Insurers have welcomed the shift, but providers have resisted, arguing that adopting the new system will be costly and complicated.

CMS talked about implementation of a requirement that all entities subject to the Health Insurance Portability and Accountability Act of 1996 (HIPAA) start using ICD-10 coding on Oct. 1, 2015.

Some commenters asked for CMS to establish a transition period during which CMS would hold plans harmless for any problems resulting from the shift, or shift-related inaccuracies.

CMS officials sniffed at that suggestion.

“Given the extended period providers and plans have had to transition to ICD-10, we do not believe a payment adjustment or hold harmless policy is warranted,” officials say.

Home

3. CMS will impose new standards for in-home assessments.

Medicare Advantage reimbursement rates are higher for enrollees with more health problems.

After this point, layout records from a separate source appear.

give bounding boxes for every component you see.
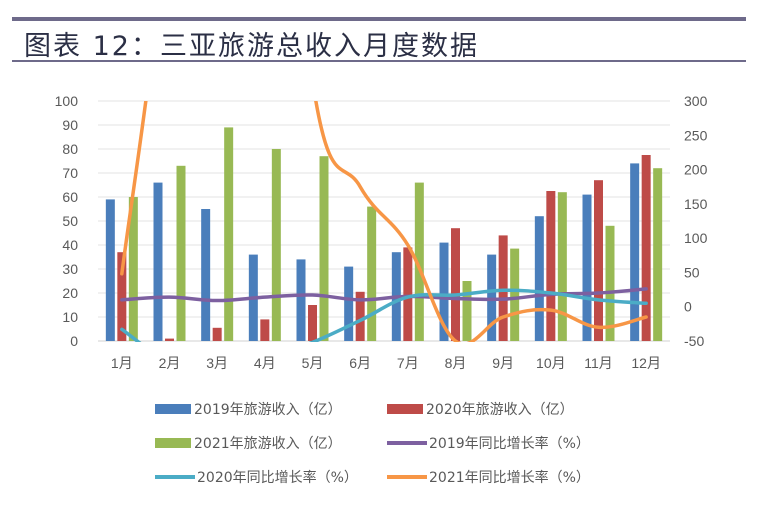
header-top-rule [12,17,746,21]
bar [582,194,592,341]
legend-item-2019-revenue: 2019年旅游收入（亿） [155,399,387,419]
legend-swatch [155,475,195,479]
left-axis-tick-label: 40 [62,237,78,253]
bar [557,192,567,341]
bar [534,216,544,341]
bar [165,338,174,341]
bar [271,149,281,341]
bar [510,248,520,341]
bar [630,163,640,341]
bar [355,291,365,341]
figure-title: 图表 12：三亚旅游总收入月度数据 [24,31,479,62]
x-axis-tick-label: 11月 [584,355,613,371]
bar [308,305,317,341]
bar [653,168,663,341]
x-axis-tick-label: 9月 [492,355,514,371]
legend-item-2021-revenue: 2021年旅游收入（亿） [155,433,387,453]
legend-swatch [387,441,427,445]
legend-label: 2020年旅游收入（亿） [426,402,574,418]
bar [403,247,413,341]
right-axis-tick-label: 50 [684,264,700,280]
left-axis-tick-label: 10 [62,309,78,325]
right-axis-tick-label: 300 [684,93,708,109]
bar [296,259,306,341]
x-axis-tick-label: 10月 [536,355,566,371]
left-axis-tick-label: 90 [62,117,78,133]
bar [201,209,211,341]
bar [117,252,127,341]
line-series [120,288,648,342]
left-axis-tick-label: 0 [70,333,78,349]
bar [367,206,377,341]
legend-label: 2019年同比增长率（%） [429,436,590,452]
line-series [120,101,648,342]
bar [224,127,234,342]
left-axis-tick-label: 70 [62,165,78,181]
legend: 2019年旅游收入（亿） 2020年旅游收入（亿） 2021年旅游收入（亿） 2… [155,392,655,494]
x-axis-tick-label: 3月 [206,355,228,371]
left-axis-tick-label: 100 [55,93,79,109]
legend-label: 2021年同比增长率（%） [429,470,590,486]
legend-label: 2021年旅游收入（亿） [194,436,342,452]
legend-label: 2019年旅游收入（亿） [194,402,342,418]
legend-swatch [387,404,423,414]
legend-label: 2020年同比增长率（%） [197,470,358,486]
right-axis-tick-label: 200 [684,162,708,178]
left-axis-tick-label: 60 [62,189,78,205]
legend-swatch [387,475,427,479]
bar [260,319,270,341]
x-axis-tick-label: 8月 [445,355,467,371]
bar [641,155,651,341]
x-axis-tick-label: 4月 [254,355,276,371]
legend-item-2020-revenue: 2020年旅游收入（亿） [387,399,619,419]
bar [498,235,508,341]
legend-swatch [155,438,191,448]
bar [319,156,329,341]
bar [105,199,115,341]
x-axis-tick-label: 5月 [302,355,324,371]
right-axis-tick-label: 250 [684,127,708,143]
x-axis-tick-label: 12月 [631,355,661,371]
legend-item-2020-growth: 2020年同比增长率（%） [155,467,387,487]
right-axis-tick-label: 0 [684,299,692,315]
bar [451,228,460,341]
x-axis-tick-label: 2月 [159,355,181,371]
right-axis-tick-label: 100 [684,230,708,246]
bar [344,266,354,341]
legend-swatch [155,404,191,414]
bar [153,182,163,341]
bar [605,225,615,341]
left-axis-tick-label: 80 [62,141,78,157]
bar [546,191,556,341]
bar [212,327,222,341]
right-axis-tick-label: 150 [684,196,708,212]
legend-item-2019-growth: 2019年同比增长率（%） [387,433,619,453]
bar [414,182,424,341]
bar [439,242,449,341]
left-axis-tick-label: 50 [62,213,78,229]
left-axis-tick-label: 20 [62,285,78,301]
right-axis-tick-label: -50 [684,333,704,349]
bar [128,197,138,341]
x-axis-tick-label: 6月 [349,355,371,371]
header-bottom-rule [12,60,746,62]
left-axis-tick-label: 30 [62,261,78,277]
bar [594,180,603,341]
x-axis-tick-label: 7月 [397,355,419,371]
x-axis-tick-label: 1月 [111,355,133,371]
bar [176,165,186,341]
bar [462,281,472,341]
legend-item-2021-growth: 2021年同比增长率（%） [387,467,619,487]
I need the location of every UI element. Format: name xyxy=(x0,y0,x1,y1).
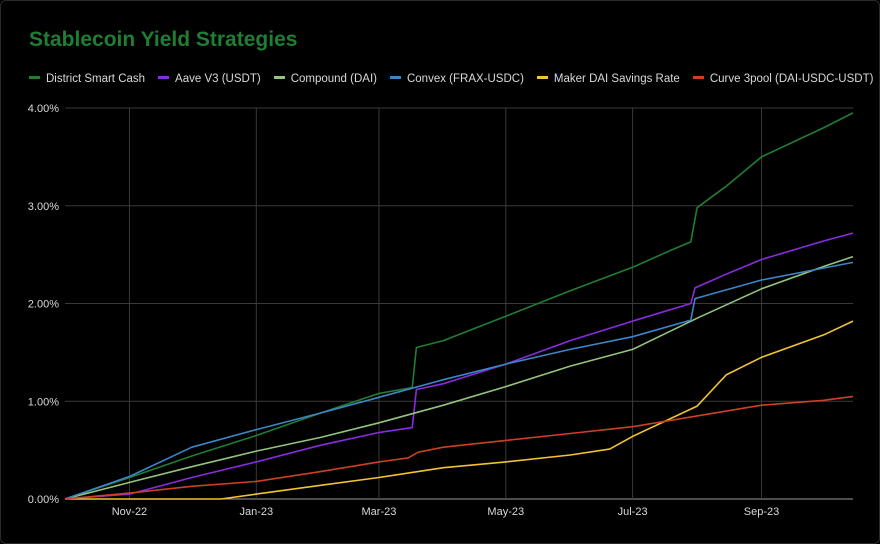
legend-label: Curve 3pool (DAI-USDC-USDT) xyxy=(709,73,874,85)
legend-item-compound-dai: Compound (DAI) xyxy=(273,73,377,85)
series-line-convex-frax-usdc xyxy=(64,261,854,500)
y-tick-label: 2.00% xyxy=(28,299,59,311)
legend-label: District Smart Cash xyxy=(46,73,146,85)
x-tick-label: Nov-22 xyxy=(112,506,147,518)
y-tick-label: 4.00% xyxy=(28,103,59,115)
series-line-curve-3pool-dai-usdc-usdt xyxy=(64,395,854,500)
chart-legend: District Smart Cash Aave V3 (USDT) Compoun… xyxy=(29,69,879,85)
y-tick-label: 0.00% xyxy=(28,494,59,506)
legend-label: Aave V3 (USDT) xyxy=(175,73,261,85)
x-axis-ticks: Nov-22 Jan-23 Mar-23 May-23 Jul-23 Sep-23 xyxy=(112,506,780,518)
legend-item-convex-frax-usdc: Convex (FRAX-USDC) xyxy=(389,73,524,85)
series-line-maker-dai-savings-rate xyxy=(65,320,854,500)
legend-item-curve-3pool-dai-usdc-usdt: Curve 3pool (DAI-USDC-USDT) xyxy=(692,73,874,85)
legend-item-maker-dai-savings-rate: Maker DAI Savings Rate xyxy=(536,73,680,85)
y-tick-label: 3.00% xyxy=(28,201,59,213)
series-line-district-smart-cash xyxy=(64,112,854,500)
legend-label: Convex (FRAX-USDC) xyxy=(406,73,524,85)
x-tick-label: May-23 xyxy=(487,506,524,518)
legend-swatch xyxy=(692,76,704,80)
y-axis-ticks: 0.00% 1.00% 2.00% 3.00% 4.00% xyxy=(28,103,59,506)
legend-swatch xyxy=(158,76,170,80)
legend-swatch xyxy=(389,76,401,80)
legend-swatch xyxy=(273,76,285,80)
legend-label: Compound (DAI) xyxy=(290,73,377,85)
series-lines xyxy=(64,112,854,500)
y-tick-label: 1.00% xyxy=(28,396,59,408)
x-tick-label: Mar-23 xyxy=(362,506,397,518)
x-tick-label: Jan-23 xyxy=(239,506,273,518)
legend-label: Maker DAI Savings Rate xyxy=(553,73,680,85)
chart-title: Stablecoin Yield Strategies xyxy=(29,28,298,51)
legend-item-district-smart-cash: District Smart Cash xyxy=(29,73,145,85)
legend-swatch xyxy=(29,76,40,80)
legend-item-aave-v3-usdt: Aave V3 (USDT) xyxy=(158,73,261,85)
gridlines xyxy=(65,107,853,500)
x-tick-label: Sep-23 xyxy=(744,506,779,518)
x-tick-label: Jul-23 xyxy=(618,506,648,518)
series-line-compound-dai xyxy=(64,255,854,500)
series-line-aave-v3-usdt xyxy=(64,232,854,500)
legend-swatch xyxy=(536,76,548,80)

CMS officials say they like the idea of plans doing in-home assessments but wants the assessments to have more to do with improving care than with increasing revenue.

To increase the likelihood that the assessments will be aimed at improving care, CMS announced in a draft version of the 2016 packet that it wants plan issuers to adopt a set of “best practices” for the assessments.

Some groups objected, arguing that the rules could clash with existing state rules, but CMS says it is going ahead with setting in-home assessment standards.

The list includes requiring that the assessments be done by physicians, or “qualified non-physician practitioners,” such as physician assistants or certified clinical nurse specialists.

The assessments should include an environmental scan of the enrollee’s home, a medication review, a process to verify that needed follow-up care is provided, a process to verify that assessment information is conveyed to the enrollee’s usual providers, and enrollment in in any case management programs that may be necessary, officials say.